Шрифт:
Интервал:
Закладка:
Мой отец притулился около меня, завернувшись в одеяло, плечи его покрылись снегом. Он что, тоже мертв? Я окликнул его. Молчание. Я бы закричал, если б мог. Он не двигался.
Внезапно мое сознание пронзила мысль, что больше незачем жить, незачем бороться.
Поезд остановился посреди пустынного поля. Неожиданная остановка разбудила кое-кого из спящих. Они приподнялись, испуганно озираясь вокруг.
Снаружи ходили эсэсовцы, крича: «Выкидывайте мертвых! Все трупы вон!»
Возникло оживление. Станет попросторнее. Добровольцы взялись за работу. Они ощупывали тех, кто все еще лежал, скорчившись.
«Вот он! Берем!»
Мертвеца раздели, уцелевшие жадно поделили его одежду, затем двое «могильщиков» взяли его — один за голову, другой — за ноги, и выкинули из вагона, точно мешок с мукой.
Со всех сторон слышались крики: «Идите сюда! Вот еще один! Он не шевелится».
Я вышел из оцепенения как раз в ту самую минуту, когда двое подошли к моему отцу. Я бросился сверху на его тело. Он был холоден. Я хлопал его, растирал ему руки, крича: «Папа! Папа! Проснись. Тебя хотят выбросить из вагона…»
Его тело оставалось бесчувственным.
Двое могильщиков схватили меня за шиворот. «Оставь его. Ты же отлично видишь, что он мертв».
«Нет!» — закричал я. — «Он не мертвый! Нет еще!»
Я продолжал хлопать его изо всех сил. Через минуту веки моего отца шевельнулись, приоткрыв мутные глаза. Он слабо дышал.
«Вот видите», — закричал я.
Двое отошли.
Из нашего вагона выбросили двенадцать тел. Затем поезд продолжал свой путь, оставив позади на заснеженном поле в Польше несколько сот обнаженных мертвецов, лишенных погребения.
Нам не давали еды. Мы жили на снеге — он заменял нам хлеб. Дни походили на ночи, а ночи оставляли осадок своей черноты в наших душах.
Поезд медленно тащился, часто останавливаясь на несколько часов, и снова трогаясь. Снег не переставал. Все эти дни и ночи мы лежали, скрючившись, друг на друге, не говоря ни единого слова. От нас остались только промерзшие тела. Закрыв глаза, мы дожидались только следующей остановки, чтобы выбросить наших мертвецов.

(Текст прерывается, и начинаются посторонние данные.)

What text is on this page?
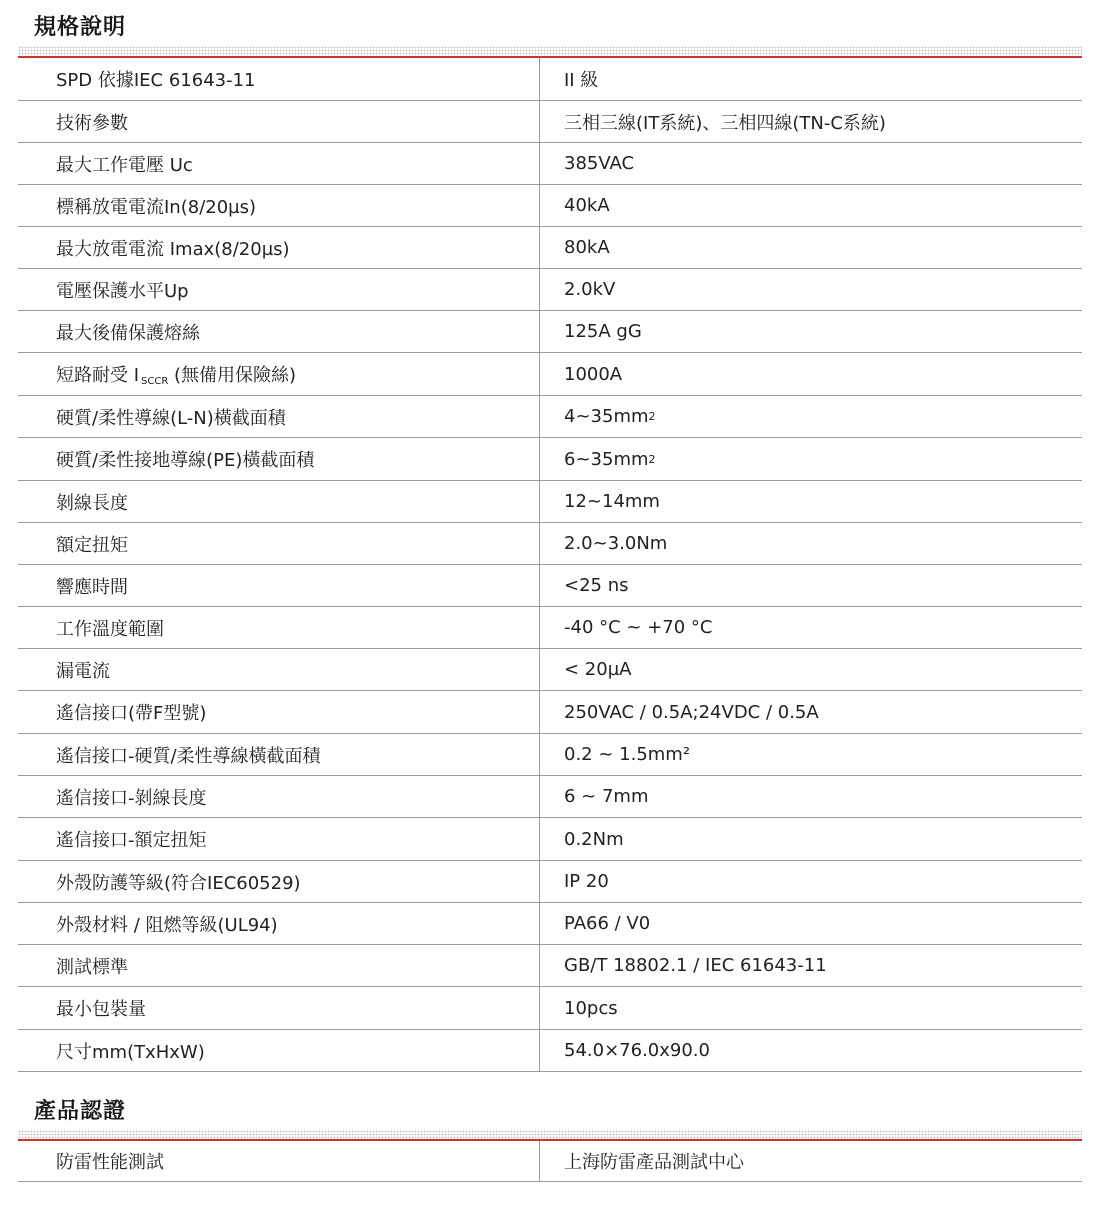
規格說明
SPD 依據IEC 61643-11	II 級
技術參數	三相三線(IT系統)、三相四線(TN-C系統)
最大工作電壓 Uc	385VAC
標稱放電電流In(8/20µs)	40kA
最大放電電流 Imax(8/20µs)	80kA
電壓保護水平Up	2.0kV
最大後備保護熔絲	125A gG
短路耐受 I SCCR (無備用保險絲)	1000A
硬質/柔性導線(L-N)橫截面積	4~35mm 2
硬質/柔性接地導線(PE)橫截面積	6~35mm 2
剝線長度	12~14mm
額定扭矩	2.0~3.0Nm
響應時間	<25 ns
工作溫度範圍	-40 °C ~ +70 °C
漏電流	< 20µA
遙信接口(帶F型號)	250VAC / 0.5A;24VDC / 0.5A
遙信接口-硬質/柔性導線橫截面積	0.2 ~ 1.5mm²
遙信接口-剝線長度	6 ~ 7mm
遙信接口-額定扭矩	0.2Nm
外殼防護等級(符合IEC60529)	IP 20
外殼材料 / 阻燃等級(UL94)	PA66 / V0
測試標準	GB/T 18802.1 / IEC 61643-11
最小包裝量	10pcs
尺寸mm(TxHxW)	54.0×76.0x90.0
產品認證
防雷性能測試	上海防雷產品測試中心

Десять дней, десять ночей пути. Временами мы проезжали через немецкие городки, как правило, рано утром. Рабочие шли на работу. Они останавливались и смотрели нам вслед, но более никак не выражали своего удивления.

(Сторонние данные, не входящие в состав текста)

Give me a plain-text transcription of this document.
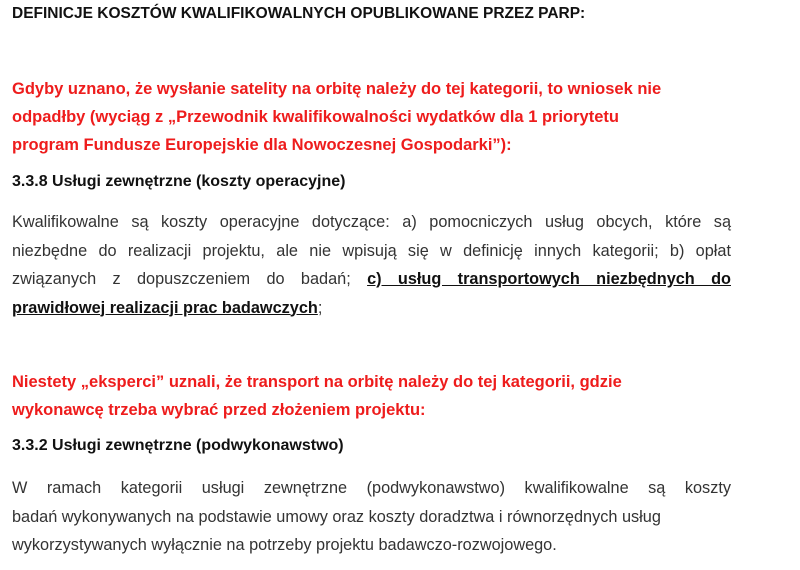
DEFINICJE KOSZTÓW KWALIFIKOWALNYCH OPUBLIKOWANE PRZEZ PARP:

Gdyby uznano, że wysłanie satelity na orbitę należy do tej kategorii, to wniosek nie
odpadłby (wyciąg z „Przewodnik kwalifikowalności wydatków dla 1 priorytetu
program Fundusze Europejskie dla Nowoczesnej Gospodarki”):

3.3.8 Usługi zewnętrzne (koszty operacyjne)

Kwalifikowalne są koszty operacyjne dotyczące: a) pomocniczych usług obcych, które są
niezbędne do realizacji projektu, ale nie wpisują się w definicję innych kategorii; b) opłat
związanych z dopuszczeniem do badań; c) usług transportowych niezbędnych do
prawidłowej realizacji prac badawczych;

Niestety „eksperci” uznali, że transport na orbitę należy do tej kategorii, gdzie
wykonawcę trzeba wybrać przed złożeniem projektu:

3.3.2 Usługi zewnętrzne (podwykonawstwo)

W ramach kategorii usługi zewnętrzne (podwykonawstwo) kwalifikowalne są koszty
badań wykonywanych na podstawie umowy oraz koszty doradztwa i równorzędnych usług
wykorzystywanych wyłącznie na potrzeby projektu badawczo-rozwojowego.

Однажды, когда мы остановились, рабочий вынул из сумки кусок хлеба и бросил в вагон. Началась паника. Десятки изголодавшихся людей насмерть дрались за несколько крох. Немецкие рабочие с живым интересом взирали на это представление.
Несколько лет спустя, я наблюдал подобную сцену в Адене. Пассажиры нашего парохода развлекались, бросая монеты «туземцам», которые ныряли, чтобы достать их. Привлекательная, аристократического вида парижанка извлекала особое удовольствие из этой игры. Внезапно я заметил, что двое ребятишек затеяли смертельную схватку, пытаясь придушить друг друга. Я повернулся к даме.
«Пожалуйста — попросил я, — не бросайте больше монет».
«Почему же? — спросила она. — Мне нравится подавать милостыню».
В вагоне, в который упал хлеб, началось настоящее сражение. Люди бросались друг на друга, топтали, рвали и кусали друг друга. Хищники со звериной яростью в глазах. Невероятная энергия охватила их, заострила их зубы и ногти.
Толпа рабочих и любопытных зрителей собралась вдоль поезда. Наверное, они никогда не видали поезд с таким грузом. Вскоре почти повсюду куски хлеба полетели в вагоны. Публика глазела на человеческие скелеты, насмерть сражающиеся за корку хлеба.
Кусок упал в наш вагон. Я решил, что не шевельнусь. Я понимал, что в любом случае мне никогда не справиться с дюжиной мужчин! Неподалеку я заметил старика, ползущего на четвереньках. Он пытался выбраться из свалки. Одну руку он прижимал к сердцу. Сначала я подумал, что он получил удар в грудь. Затем я понял, что у него кусок хлеба под рубашкой. С удивительным проворством он вытащил хлеб и сунул в рот. Его глаза заблестели. Улыбка, похожая на гримасу, озарила его мертвое лицо, и тут же погасла. Тень возникла рядом с ним и набросилась на него. Поваленный на пол, осыпаемый ударами, старик кричал: «Меир, Меир, мой мальчик! Ты не узнаешь меня? Я же твой отец… ты делаешь мне больно… ты же убиваешь своего отца! Я достал немного хлеба… и для тебя… и для тебя…»
Он затих. Его кулак еще сжимал маленький кусочек. Он попытался поднести его ко рту. Но соперник тут же набросился на него и выхватил хлеб. Старик снова прошептал что-то, захрипел и умер среди всеобщего безразличия. Сын обыскал мертвого, взял хлеб и принялся пожирать его. Ему не удалось уйти далеко. Два человека заметили хлеб и кинулись на убийцу. Остальные присоединились к ним. Когда нападавшие отошли, рядом со мной лежали два трупа, бок о бок — отец и сын.
Мне было пятнадцать лет.
В нашем вагоне находился друг моего отца по имени Меир Кац. В Буне он работал садовником и, при случае, давал нам немного овощей. Менее истощенный, чем остальные, он легче переносил заключение. Так как он был относительно здоровее других, его назначили старшим по вагону.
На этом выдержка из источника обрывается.